I have always had a liking for courtroom TV shows. I watch Judy Judy daily. I also like to watch crime documentaries, investigative reporting, and the like. Jury duty allows me to feel like I am pursuing my passion even just for a day or a week.
The first time I was summoned, I got picked. I was 22. The only downside for me, I was an alternate juror. I hoped and prayed the whole time that someone would get sick or have to miss so that I could be in the deliberation room and help to make the decision. The trial was a civil trial. A woman was suing a bus company for a car accident that occurred a few years prior. Her claim was that she was riding the bus when the bus ran a light and collided with another car. A bus versus a car, I am sure you can imagine who lost that fight. The woman claimed she was severely injured and could no longer work. She was suing for $1.5 million dollars in damages. I listened in as an alternate for 4 days. I was the only one who had a notepad, took 50+ pages of notes, and had trouble controlling my facial expressions. She had contradicted herself so many times. She was lying. I was sure of it. Luckily, the defense team had hired a Private Investigator who determined the lady was not hurt … she was seen doing so many activities outside of her home. Long story short, it was time for deliberation. They did not need me. They had 12 jurors and since I was the alternative, I was dismissed. Cue frustration and sadness.
As I got to the elevator to leave, the plaintiff’s lawyer ran over to ask me what I thought. I was so excited. I had my notebook. I went off. He did not expect me to say what I said and show my notebook where I had starred each of the woman’s lies. He had a blank stare – like a deer in headlights. He said thank you and walked off.
On my way out, I also saw the judge. I told him how bummed out I was that I could not be in the deliberation room and how I had so much to say. I told him I wanted to know the outcome. He said I could call back the following week to hear the determination. I was so invested. Probably too invested.
I called the following week. The verdict: she was granted funds, in the amount of $25 for the one doctor’s visit she paid out of pocket. I was so happy! I knew she was trying to take advantage.
The purpose of this post was not to share my jury duty stories, but as you can see, I loved it. I love telling the stories.

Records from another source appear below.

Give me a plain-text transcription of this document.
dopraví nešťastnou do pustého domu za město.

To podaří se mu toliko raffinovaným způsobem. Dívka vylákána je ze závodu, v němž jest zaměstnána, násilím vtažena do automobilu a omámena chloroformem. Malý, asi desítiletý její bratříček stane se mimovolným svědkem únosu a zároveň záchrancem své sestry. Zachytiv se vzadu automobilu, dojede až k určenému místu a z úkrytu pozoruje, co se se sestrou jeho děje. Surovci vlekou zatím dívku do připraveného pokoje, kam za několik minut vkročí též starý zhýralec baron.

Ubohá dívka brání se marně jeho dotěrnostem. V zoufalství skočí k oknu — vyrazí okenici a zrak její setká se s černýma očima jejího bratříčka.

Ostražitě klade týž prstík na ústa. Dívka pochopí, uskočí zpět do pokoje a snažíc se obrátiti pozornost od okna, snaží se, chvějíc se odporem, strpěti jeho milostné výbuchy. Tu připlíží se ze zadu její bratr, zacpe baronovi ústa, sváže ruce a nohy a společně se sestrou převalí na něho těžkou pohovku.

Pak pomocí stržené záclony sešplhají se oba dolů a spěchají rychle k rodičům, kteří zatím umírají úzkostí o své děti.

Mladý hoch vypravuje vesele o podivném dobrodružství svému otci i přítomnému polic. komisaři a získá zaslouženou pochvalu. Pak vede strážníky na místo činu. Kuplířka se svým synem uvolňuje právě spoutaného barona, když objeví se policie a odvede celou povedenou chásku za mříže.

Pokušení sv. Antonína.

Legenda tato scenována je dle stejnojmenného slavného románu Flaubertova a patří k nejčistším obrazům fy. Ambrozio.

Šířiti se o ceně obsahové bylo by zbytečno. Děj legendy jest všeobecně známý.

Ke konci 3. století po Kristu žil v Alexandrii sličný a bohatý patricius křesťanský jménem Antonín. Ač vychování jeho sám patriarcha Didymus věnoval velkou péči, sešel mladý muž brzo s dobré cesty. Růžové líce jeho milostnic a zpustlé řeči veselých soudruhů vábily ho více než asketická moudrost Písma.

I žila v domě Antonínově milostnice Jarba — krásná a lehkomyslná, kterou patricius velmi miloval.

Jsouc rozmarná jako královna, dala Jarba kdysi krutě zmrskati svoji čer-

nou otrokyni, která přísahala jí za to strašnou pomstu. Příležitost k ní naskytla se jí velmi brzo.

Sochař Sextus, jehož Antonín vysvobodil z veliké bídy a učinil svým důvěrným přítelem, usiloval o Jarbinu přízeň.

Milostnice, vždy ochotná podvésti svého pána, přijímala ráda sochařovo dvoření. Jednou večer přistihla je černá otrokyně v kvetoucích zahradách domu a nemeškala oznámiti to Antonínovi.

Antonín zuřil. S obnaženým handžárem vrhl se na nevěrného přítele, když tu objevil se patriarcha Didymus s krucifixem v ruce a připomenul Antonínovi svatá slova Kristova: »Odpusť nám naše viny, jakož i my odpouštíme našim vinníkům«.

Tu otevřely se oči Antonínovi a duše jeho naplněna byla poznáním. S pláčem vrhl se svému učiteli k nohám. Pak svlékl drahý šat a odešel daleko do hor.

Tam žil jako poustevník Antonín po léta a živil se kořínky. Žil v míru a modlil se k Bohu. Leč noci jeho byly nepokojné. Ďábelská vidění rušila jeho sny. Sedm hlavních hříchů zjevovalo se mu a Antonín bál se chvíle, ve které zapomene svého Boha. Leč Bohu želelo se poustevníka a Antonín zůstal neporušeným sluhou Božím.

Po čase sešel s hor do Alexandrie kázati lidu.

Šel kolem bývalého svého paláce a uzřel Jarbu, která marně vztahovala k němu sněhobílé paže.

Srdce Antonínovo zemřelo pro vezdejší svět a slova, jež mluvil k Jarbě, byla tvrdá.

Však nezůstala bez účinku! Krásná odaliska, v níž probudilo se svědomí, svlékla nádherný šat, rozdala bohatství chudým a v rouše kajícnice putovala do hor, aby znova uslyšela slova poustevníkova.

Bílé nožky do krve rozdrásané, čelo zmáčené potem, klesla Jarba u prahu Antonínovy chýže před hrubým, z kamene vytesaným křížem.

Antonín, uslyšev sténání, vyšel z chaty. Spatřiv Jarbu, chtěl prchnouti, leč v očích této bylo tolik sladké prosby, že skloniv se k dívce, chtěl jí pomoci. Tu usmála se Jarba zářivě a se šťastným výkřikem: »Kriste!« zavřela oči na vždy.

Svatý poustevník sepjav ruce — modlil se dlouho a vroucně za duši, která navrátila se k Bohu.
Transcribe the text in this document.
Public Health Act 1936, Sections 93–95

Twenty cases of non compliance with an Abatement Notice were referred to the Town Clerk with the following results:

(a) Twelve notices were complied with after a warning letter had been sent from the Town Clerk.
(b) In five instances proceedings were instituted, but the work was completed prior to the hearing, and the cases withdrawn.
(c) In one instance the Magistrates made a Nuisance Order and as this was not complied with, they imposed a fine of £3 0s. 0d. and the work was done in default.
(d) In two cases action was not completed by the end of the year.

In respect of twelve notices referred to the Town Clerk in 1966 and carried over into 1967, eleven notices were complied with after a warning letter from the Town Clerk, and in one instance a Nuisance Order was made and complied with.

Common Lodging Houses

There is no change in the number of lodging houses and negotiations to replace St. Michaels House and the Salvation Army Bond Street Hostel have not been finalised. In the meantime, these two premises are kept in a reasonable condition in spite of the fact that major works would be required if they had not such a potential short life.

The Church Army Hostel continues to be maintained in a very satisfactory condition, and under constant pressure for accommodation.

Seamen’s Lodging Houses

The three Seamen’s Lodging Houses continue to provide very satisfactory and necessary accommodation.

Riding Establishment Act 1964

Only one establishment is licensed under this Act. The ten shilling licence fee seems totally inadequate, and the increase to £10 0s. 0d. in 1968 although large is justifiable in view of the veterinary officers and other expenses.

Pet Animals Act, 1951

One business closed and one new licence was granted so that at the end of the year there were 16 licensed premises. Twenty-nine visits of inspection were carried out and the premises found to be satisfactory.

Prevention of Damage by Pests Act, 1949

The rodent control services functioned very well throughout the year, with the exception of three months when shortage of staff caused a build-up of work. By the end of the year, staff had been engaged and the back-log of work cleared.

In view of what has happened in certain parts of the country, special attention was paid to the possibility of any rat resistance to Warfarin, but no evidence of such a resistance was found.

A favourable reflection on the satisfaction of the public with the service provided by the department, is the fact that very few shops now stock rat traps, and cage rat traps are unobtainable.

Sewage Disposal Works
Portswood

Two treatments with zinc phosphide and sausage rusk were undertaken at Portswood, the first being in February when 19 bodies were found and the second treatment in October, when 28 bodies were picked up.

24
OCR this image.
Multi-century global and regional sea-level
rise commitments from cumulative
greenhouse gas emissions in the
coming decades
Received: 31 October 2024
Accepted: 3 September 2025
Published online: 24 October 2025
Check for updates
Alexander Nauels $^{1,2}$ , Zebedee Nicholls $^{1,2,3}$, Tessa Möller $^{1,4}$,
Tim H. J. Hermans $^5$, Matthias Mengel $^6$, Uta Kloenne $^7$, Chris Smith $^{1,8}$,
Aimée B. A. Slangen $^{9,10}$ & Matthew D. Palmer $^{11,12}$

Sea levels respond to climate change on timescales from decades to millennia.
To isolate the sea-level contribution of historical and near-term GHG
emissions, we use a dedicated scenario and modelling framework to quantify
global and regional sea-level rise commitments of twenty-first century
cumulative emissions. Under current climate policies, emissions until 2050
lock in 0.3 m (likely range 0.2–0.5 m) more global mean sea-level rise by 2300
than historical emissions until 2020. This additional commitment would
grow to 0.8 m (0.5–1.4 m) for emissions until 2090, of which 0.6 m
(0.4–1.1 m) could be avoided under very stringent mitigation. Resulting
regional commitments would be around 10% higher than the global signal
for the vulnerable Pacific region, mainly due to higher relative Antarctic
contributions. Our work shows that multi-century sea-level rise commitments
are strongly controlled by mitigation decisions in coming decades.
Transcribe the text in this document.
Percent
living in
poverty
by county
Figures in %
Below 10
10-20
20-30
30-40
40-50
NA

I have been picked a few times, but this last time I was called in, 5 years ago, my heart could not handle it. Two teens were on trial for murder. The families were in the courtroom. We were warned about pictures, videos, etc. They asked if anyone could not handle it. I raised my hand. I explained why and I was excused. I also did not know if I could handle letting down the victim’s family or sending two kids to jail for the rest of their lives, especially if it turns out they were innocent in my opinion. I sometimes regret it, because I think that could have been a very interesting case; however, I did not feel at the time (32 years old) I was equipped to handle real videos and pictures of crimes. I liked the dramatization of real events.
I am now 37, and I want to be summoned for jury duty! It is time.
Other positives of jury duty for me:
- learning more about the legal system
- making new friends
- getting a change of scenery for work
- getting work done in the jury pool room with barely any interruptions
- experiencing a courtroom and its procedures
I am sure there are more and will add them in the comments as I think of them.
In the interim, Jefferson Parish District Court, if you are reading this, I am ready to do my civic duty!